Do I need a passport or visa to enter?
Visit the Embassy of Costa Rica in the United States website for the most current visa information. For entry into Costa Rica, you must present both a valid passport and either a round-trip ticket or proof of onward travel to another country. Because of possible fines levied by Costa Rican Immigration, many airlines will not permit passengers without proof of return or onward travel to board flights to Costa Rica unless they have Costa Rican citizenship, residency, or a visa. Costa Rican Immigration now also requires that you be able to demonstrate financial capacity of at least $100 per month while you are in Costa Rica as a tourist. When you leave Costa Rica, you will have to pay a departure tax of $29 USD.
Passports should be in good condition; Costa Rican Immigration may deny entry if a passport is damaged in any way. Costa Rican authorities may permit U.S. citizen tourists to stay up to ninety (90) days, but shorter time periods of thirty (30) to forty-five (45) days are also common. To extend the period you are given, you must submit an application for an extension to the Office of Temporary Permits in the Costa Rican Department of Immigration. Extension requests are evaluated on a case-by-case basis. Tourists who overstay the period of stay authorized by Costa Rican authorities without receiving an extension may experience a delay at the airport when departing, are subject to deportation and/or a fine of $100 for each month of overstay, and may be denied entry to Costa Rica on future visits.
Most Costa Rican educational institutions will assist individuals planning to study in Costa Rica to apply for a student visa, if a visa is necessary. Individuals with round-trip tickets who plan to study for less than three months do not need a visa and may enter for up to 90 days as a tourist. Individuals who plan to study for longer than three months and will be attending an educational institution that does not provide assistance to obtain a visa should verify documentary requirements in advance with the nearest Costa Rican Embassy/Consulate as well as with the pertinent airline.

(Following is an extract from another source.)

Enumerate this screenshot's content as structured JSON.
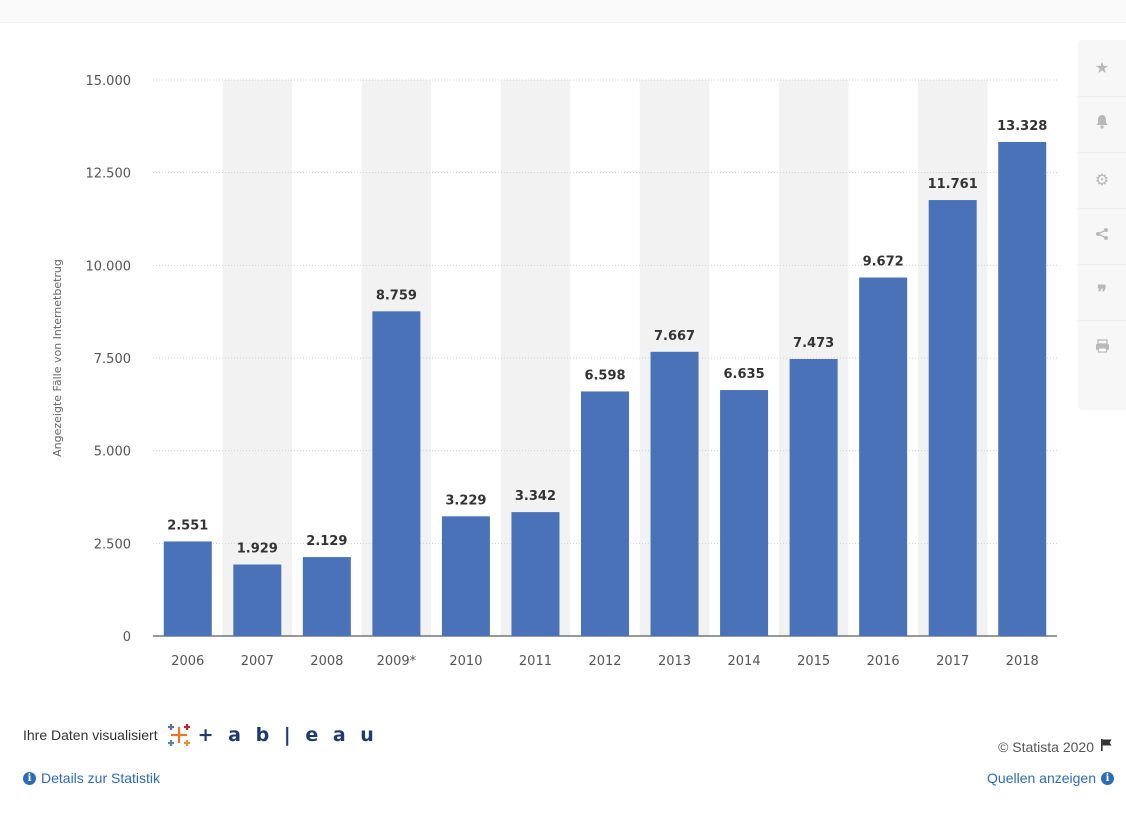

All persons – including U.S. citizens – traveling to Costa Rica from certain countries in South America and Sub-Saharan Africa must provide evidence of a valid yellow fever vaccination prior to entry. The countries considered at risk are: Angola, Benin, Burkina Faso, Cameroon, Democratic Republic of Congo, Gabon, Gambia, Ghana, Guinea, Liberia, Nigeria, Sierra Leone, Sudan, Bolivia, Brazil, Colombia, Ecuador, Peru, Guyana and Venezuela. You can travel to Costa Rica no sooner than 10 days after receiving the vaccination. See “SPECIAL CIRCUMSTANCES” for information on requirements to carry identity documentation within Costa Rica and on travel by minors who are dual nationals or legal residents.
The most authoritative and up-to-date information on Costa Rican entry and exit requirements may be obtained from the Consular Section of the Embassy of Costa Rica at 2114 “S” Street NW, Washington, D.C. 20008, telephone (202) 480-2200, fax (202) 265-4795. You may visit the Embassy of Costa Rica’s website or contact the Embassy via email. You may also obtain information from the Costa Rican consulates in Atlanta, Houston, Los Angeles, Miami, New York, or the honorary consulates in Minnesota and Arizona. Please also see the Costa Rican Immigration Agency website. It is advisable to contact the Embassy of Costa Rica in Washington or one of Costa Rica's Consulates in the United States for specific information regarding customs requirements before shipping any items.
Visitors who plan to drive and/or rent an automobile in Costa Rica should be aware that the Costa Rican government may prevent any driver involved in a vehicular accident from departing Costa Rica until any/all injury claims have been settled. This is true regardless of whether the driver is covered by insurance and/or considered to have been negligent in the accident. Because the courts often delay imposing a settlement until any/all injured parties have fully recovered and the definitive costs are known, a prohibition on travel could be imposed for months, or even years, until a local judicial resolution is reached. Visitors should carefully consider the hardships such an extended stay in Costa Rica could impose on themselves and their families before deciding to drive in Costa Rica.